The sprint planning meeting is the longest in the Scrum framework, and based on my experience, it is also the most exhausting meeting. The most difficult thing about this meeting is that team members often come to it with the mindset that it will take the exact time written in the book… but it never does.

In Scrum, we have time-boxing. A time-box is an agreed and limited time frame used by a person or a team to perform a dedicated activity. Everything in Scrum is time-boxed, including the Scrum planning meeting. So what happens when the meeting is close to the end and the team has not yet determined the goal or sprint backlog? Do we end the meeting and continue next week? Should we extend it? Do we end it?


This scenario often happens, especially for new Scrum teams with neither the maturity nor the experience to conduct an effective sprint-planning meeting. So, what should we do in such a scenario? It depends on what you want to achieve, but some common solutions that I love to implement are described below:


Let the team learn the hard way.

Say you have a team that is unwilling to change their habits and continuously ignores the meeting’s timeframe.
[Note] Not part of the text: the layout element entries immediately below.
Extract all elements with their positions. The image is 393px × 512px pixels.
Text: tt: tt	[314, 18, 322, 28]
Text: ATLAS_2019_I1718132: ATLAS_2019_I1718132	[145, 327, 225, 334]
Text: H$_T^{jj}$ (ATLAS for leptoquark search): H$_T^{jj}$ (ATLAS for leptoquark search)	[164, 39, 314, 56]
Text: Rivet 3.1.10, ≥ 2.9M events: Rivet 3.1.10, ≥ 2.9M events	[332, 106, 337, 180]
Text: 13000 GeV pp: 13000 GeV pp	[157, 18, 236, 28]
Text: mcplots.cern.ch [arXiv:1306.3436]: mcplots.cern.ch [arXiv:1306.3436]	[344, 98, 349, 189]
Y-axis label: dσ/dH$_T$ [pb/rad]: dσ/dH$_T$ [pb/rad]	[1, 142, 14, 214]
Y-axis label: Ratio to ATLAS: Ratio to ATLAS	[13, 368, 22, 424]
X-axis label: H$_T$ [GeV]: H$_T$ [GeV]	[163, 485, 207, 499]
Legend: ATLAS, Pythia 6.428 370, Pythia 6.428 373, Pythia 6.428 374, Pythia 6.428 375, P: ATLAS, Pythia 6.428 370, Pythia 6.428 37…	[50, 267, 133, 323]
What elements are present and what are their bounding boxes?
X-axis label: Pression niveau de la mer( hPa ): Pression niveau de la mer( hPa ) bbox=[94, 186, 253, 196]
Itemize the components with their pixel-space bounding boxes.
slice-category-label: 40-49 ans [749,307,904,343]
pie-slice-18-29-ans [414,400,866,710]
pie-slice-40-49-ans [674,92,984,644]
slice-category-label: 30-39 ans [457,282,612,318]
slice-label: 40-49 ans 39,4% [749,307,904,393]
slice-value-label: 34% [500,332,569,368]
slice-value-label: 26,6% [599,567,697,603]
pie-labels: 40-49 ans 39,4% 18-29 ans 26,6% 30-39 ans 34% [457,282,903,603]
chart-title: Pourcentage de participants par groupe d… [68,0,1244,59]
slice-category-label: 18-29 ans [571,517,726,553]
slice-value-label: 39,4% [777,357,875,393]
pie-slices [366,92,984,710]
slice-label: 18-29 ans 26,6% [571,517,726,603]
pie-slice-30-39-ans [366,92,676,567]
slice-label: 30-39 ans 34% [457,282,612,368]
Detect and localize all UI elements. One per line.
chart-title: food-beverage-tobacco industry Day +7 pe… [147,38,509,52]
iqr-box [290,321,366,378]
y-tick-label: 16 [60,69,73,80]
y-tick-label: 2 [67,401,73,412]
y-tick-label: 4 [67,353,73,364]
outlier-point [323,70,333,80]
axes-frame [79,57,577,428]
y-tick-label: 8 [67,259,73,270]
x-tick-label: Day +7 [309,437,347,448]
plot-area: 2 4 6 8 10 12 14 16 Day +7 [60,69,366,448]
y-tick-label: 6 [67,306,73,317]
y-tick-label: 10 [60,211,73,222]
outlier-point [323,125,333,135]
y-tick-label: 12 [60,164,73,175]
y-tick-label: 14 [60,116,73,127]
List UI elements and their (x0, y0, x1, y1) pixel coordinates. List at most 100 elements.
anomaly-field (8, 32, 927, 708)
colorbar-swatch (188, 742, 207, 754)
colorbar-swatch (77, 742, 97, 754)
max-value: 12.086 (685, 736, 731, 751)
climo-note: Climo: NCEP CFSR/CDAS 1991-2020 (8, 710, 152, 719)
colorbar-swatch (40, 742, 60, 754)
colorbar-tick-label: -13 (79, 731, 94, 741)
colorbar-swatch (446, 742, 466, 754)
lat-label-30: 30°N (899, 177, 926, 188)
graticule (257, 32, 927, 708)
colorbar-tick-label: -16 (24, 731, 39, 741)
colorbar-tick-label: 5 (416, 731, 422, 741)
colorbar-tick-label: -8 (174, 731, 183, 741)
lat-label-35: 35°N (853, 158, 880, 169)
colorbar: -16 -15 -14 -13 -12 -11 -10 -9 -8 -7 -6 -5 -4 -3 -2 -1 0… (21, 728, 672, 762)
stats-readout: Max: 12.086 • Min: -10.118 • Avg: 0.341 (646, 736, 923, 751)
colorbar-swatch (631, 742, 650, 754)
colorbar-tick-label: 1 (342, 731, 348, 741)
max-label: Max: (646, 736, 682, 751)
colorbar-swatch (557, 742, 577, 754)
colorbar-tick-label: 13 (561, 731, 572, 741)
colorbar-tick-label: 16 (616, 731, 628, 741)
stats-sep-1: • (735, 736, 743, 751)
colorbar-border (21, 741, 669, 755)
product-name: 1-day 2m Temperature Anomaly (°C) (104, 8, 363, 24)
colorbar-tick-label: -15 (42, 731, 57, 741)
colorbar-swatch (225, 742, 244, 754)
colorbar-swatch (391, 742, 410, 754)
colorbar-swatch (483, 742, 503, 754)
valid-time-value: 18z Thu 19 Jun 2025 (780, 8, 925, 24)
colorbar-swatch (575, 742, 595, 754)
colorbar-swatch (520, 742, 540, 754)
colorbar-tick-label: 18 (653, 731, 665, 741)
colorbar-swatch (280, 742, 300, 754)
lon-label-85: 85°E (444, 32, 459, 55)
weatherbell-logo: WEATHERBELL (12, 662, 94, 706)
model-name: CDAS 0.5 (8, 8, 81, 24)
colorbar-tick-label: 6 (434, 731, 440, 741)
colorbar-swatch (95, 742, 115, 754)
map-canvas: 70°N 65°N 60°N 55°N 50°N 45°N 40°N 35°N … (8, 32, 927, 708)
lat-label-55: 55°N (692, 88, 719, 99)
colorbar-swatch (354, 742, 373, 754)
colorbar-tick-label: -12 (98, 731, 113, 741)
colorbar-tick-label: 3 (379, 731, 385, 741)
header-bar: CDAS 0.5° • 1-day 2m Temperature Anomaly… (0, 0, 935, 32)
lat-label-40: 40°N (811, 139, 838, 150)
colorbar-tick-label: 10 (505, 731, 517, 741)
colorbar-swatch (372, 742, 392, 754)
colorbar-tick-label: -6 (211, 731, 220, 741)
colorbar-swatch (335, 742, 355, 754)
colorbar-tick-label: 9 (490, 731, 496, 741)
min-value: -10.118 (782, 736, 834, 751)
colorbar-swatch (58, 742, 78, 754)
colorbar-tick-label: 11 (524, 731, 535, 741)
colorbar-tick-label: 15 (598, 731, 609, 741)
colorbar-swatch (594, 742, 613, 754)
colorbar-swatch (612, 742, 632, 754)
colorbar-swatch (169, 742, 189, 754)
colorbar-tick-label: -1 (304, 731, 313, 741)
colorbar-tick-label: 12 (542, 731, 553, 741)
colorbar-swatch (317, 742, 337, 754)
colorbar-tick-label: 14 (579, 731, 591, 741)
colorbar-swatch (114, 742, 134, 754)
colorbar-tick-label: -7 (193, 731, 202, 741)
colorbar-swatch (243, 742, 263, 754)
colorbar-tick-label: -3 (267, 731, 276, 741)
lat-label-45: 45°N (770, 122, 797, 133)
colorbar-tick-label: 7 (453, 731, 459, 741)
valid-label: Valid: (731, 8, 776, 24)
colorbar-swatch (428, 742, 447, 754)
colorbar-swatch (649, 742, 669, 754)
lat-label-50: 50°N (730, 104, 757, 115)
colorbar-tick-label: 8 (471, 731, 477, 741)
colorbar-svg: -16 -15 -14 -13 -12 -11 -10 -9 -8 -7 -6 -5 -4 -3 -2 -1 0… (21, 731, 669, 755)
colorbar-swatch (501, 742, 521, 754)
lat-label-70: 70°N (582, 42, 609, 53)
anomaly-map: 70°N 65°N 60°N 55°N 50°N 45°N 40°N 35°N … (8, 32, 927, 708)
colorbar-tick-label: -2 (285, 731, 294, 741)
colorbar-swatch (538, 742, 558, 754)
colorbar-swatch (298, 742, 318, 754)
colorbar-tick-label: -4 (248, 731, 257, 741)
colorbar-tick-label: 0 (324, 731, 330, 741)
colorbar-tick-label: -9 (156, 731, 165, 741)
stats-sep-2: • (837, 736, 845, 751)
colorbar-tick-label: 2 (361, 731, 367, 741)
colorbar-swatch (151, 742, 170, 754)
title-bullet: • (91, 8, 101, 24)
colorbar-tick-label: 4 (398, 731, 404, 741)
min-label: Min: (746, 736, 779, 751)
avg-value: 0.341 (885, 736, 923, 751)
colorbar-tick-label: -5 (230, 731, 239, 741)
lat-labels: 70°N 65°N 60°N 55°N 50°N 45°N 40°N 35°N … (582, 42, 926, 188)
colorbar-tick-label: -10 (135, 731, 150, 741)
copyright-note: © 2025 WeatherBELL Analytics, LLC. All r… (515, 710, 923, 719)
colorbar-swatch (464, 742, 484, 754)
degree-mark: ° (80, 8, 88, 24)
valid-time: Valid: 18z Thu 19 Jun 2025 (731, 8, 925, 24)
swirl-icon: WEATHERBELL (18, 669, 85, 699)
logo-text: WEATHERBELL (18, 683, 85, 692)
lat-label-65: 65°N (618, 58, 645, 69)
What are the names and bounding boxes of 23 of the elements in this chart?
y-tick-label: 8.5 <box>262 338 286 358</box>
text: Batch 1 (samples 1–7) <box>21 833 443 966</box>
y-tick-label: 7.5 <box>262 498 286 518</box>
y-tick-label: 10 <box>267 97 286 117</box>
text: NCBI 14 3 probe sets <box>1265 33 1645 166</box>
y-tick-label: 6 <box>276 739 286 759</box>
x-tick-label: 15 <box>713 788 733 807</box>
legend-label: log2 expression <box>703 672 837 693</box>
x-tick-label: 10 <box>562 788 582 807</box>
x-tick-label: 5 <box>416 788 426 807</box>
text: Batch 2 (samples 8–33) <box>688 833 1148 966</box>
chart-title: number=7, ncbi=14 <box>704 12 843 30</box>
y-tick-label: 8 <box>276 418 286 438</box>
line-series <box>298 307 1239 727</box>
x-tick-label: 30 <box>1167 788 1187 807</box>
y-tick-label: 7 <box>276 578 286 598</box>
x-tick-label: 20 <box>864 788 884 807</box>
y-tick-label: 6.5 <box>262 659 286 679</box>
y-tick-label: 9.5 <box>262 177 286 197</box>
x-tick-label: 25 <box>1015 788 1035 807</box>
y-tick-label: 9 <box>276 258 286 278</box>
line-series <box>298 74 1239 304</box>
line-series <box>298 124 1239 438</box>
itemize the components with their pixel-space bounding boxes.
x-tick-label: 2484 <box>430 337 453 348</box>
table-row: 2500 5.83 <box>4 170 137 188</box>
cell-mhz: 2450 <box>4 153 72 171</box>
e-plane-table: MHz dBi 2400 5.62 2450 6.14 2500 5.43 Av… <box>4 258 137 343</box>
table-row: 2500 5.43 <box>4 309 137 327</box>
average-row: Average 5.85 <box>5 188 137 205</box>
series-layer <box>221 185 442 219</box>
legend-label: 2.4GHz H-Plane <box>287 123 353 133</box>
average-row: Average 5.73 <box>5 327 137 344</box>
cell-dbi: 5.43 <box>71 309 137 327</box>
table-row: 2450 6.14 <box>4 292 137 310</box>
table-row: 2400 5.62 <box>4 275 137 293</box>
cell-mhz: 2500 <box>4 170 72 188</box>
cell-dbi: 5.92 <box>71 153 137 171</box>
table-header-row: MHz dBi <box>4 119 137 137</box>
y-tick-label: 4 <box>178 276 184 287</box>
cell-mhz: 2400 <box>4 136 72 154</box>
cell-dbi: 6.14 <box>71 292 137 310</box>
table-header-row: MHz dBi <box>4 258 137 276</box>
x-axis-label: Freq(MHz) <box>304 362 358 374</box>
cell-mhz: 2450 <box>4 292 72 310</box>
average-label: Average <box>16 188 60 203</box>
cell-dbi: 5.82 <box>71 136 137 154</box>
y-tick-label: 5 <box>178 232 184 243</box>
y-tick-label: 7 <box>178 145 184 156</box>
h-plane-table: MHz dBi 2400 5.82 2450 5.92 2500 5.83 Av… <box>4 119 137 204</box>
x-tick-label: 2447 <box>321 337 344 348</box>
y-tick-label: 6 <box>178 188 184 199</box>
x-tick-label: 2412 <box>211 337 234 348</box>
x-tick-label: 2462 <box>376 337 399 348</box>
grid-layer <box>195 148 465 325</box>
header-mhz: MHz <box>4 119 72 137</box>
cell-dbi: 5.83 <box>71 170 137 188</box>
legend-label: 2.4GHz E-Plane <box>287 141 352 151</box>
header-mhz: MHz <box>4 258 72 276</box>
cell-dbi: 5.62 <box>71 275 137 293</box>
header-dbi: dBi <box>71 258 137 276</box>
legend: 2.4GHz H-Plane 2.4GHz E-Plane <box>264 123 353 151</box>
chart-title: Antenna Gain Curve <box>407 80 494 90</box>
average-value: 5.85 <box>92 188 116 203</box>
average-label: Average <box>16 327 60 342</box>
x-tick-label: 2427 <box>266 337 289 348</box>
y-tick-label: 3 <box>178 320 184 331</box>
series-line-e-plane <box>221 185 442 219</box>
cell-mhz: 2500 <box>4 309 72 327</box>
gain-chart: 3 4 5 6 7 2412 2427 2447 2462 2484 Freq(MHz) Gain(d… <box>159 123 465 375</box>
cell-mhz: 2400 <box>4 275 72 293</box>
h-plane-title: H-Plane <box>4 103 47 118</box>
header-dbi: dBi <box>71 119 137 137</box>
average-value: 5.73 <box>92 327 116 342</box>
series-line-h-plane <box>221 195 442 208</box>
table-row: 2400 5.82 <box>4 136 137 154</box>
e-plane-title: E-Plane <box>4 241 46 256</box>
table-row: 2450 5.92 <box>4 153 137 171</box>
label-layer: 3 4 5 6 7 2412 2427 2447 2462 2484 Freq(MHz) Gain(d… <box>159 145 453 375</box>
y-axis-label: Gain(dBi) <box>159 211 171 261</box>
In this case, you can cut the meeting at the end of the time-box, which will make the team suffer throughout the entire sprint, and hope they will learn from this bad experience.


Extend the meeting and ignore the time-box

Another option is to ignore the timebox and extend the meeting. Based on my experience, if you do it once, it may help the team finish the meeting with a good feeling, but once the team makes it a habit, it is a red flag for a much deeper problem.


During my many years as an Agile consultant, I have worked with hundreds of Agile teams, and one thing I know for sure is that you cannot let the team drag out the meeting. It usually doesn't accomplish anything. People get tired and lose their focus. If they fail to do effective planning during the meeting, which can go from two to eight hours (depending on the length of the sprint), the chances are that the team will not meet the meeting’s objective.


Another day, another chance.

Another commonly used option is to re-schedule the meeting for the next day. In my opinion, it is the last option that I will use but still an option. If you decide to re-schedule the meeting, you must ensure that it does not become a regular solution for the team. You must perform a deep root-cause analysis (RCA) to understand why the team fails to deliver within the meeting period.